The average annual mobile contract spend has declined in value by over $130 in the last decade, dropping from an average spend per customer (after tax) of $23 per month in 2006 to just $12 per month in 2016. By contrast, the value of fixed broadband subscriptions declined from $25 per month to $21 per month over the same period – equivalent to just $48 per year, almost three times lower than the decline seen in the mobile space.
Declines in mobile revenues per subscriber can be attributed to a number of factors, including the growth of low-cost prepaid customers in emerging markets, within-territory competition, increases in SIM-only plans and the rise of OTT messaging services. Significantly though, the fact that comparable trends can be seen within regions indicates that the worldwide decline in average spend per contract is not simply due high growth of low-value customers in emerging markets bringing the global average down. In Western Europe for instance, the average mobile contract was worth $32 per month in 2006 and just $19 per month in 2016, despite an increase in postpaid subscriptions (rising from 58% to 63% of contracts over the same period). A fixed broadband subscription, by comparison, was worth $25 per month in 2006 and $22 in 2016 – despite heavy competition across the region. Even in the USA, a classically high-ARPU mobile market, Ampere expects fixed broadband spend per contract to overtake mobile spend per contract within the next three years, as vigorous price-driven competition begins to take its toll.

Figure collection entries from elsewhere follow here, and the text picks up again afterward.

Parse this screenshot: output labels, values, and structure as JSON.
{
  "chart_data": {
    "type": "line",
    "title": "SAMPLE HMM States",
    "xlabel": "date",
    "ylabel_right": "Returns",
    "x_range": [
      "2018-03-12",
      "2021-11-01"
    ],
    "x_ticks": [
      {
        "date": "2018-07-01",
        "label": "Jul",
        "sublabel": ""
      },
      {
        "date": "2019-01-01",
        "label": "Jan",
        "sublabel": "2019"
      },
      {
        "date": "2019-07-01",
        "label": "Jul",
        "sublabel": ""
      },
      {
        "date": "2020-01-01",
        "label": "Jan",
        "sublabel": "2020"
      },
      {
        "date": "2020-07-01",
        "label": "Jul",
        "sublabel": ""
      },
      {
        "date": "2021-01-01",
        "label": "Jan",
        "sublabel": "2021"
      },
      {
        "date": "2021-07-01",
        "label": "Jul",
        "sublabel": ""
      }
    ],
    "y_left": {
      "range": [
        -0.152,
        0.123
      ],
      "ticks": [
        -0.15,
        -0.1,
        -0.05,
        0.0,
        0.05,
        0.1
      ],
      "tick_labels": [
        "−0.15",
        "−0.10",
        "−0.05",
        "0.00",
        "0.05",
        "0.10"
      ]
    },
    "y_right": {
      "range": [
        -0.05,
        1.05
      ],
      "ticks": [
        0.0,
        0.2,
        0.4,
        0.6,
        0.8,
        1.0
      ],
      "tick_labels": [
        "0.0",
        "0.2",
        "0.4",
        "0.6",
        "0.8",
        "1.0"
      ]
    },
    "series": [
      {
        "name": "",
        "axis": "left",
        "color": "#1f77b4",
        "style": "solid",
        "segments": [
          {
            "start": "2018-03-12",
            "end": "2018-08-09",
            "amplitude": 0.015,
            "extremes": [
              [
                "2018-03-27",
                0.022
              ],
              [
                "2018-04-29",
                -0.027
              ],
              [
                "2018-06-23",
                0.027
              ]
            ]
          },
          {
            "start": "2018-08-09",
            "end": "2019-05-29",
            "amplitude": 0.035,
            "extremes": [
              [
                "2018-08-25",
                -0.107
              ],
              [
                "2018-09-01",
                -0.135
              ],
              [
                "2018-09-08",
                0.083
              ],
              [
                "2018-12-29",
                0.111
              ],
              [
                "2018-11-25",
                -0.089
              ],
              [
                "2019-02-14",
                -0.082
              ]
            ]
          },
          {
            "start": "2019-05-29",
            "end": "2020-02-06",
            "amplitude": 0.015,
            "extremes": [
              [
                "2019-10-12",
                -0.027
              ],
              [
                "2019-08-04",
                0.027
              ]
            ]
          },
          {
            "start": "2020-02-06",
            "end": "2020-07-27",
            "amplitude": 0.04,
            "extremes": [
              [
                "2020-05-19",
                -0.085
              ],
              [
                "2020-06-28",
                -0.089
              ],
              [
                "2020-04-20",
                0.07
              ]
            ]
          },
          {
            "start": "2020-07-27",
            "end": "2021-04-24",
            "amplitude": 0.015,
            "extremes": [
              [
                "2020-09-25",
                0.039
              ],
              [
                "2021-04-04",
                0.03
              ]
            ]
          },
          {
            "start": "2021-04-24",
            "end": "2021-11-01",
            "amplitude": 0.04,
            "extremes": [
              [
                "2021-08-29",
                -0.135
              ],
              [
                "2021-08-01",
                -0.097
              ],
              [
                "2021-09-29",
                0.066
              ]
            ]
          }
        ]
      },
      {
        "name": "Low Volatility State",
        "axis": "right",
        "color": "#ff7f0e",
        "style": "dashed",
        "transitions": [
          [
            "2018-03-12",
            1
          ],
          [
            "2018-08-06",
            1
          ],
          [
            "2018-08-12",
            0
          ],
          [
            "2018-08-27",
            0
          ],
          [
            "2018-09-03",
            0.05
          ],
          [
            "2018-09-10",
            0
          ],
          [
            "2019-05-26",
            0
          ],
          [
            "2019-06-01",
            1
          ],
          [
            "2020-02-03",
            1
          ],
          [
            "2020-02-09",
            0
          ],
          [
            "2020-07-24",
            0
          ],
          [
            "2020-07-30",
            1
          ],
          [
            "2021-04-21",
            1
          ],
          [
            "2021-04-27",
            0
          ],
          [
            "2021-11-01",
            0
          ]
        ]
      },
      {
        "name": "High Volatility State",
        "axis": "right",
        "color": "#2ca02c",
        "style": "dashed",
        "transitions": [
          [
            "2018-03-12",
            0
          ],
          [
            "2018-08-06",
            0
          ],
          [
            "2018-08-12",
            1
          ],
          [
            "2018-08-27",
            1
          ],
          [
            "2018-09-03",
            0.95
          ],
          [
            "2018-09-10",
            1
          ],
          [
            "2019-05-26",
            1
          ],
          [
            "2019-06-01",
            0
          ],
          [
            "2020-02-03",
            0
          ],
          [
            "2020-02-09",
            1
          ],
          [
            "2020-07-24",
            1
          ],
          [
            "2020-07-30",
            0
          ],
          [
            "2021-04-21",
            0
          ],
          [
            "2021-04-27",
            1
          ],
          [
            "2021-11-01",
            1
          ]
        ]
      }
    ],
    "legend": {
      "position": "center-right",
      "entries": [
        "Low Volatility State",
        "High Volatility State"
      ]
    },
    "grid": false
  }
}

Fixed operators have made substantial investments, both in infrastructure and in content, to protect the value of their fixed-line businesses. Telcos such as BT in the UK and Deutsche Telekom in Germany have already used high-value rights to solid effect to bolster a threatened broadband subscriber base. Mobile content is increasingly becoming the next battleground as operators facing ARPU pressure look to utilise their video-capable infrastructure and devices to support their core product lines. T-Mobile in the USA has taken an aggressive approach to offering easy access to mobile content through its zero-rated Binge-On services, while Telefonica has set ambitious goals for Spanish-language content production to support its activities across Europe and South America. For content firms themselves, focusing on how their libraries can be adapted and developed to support mobile operator strategies and customer value will be key to making the most of this trend.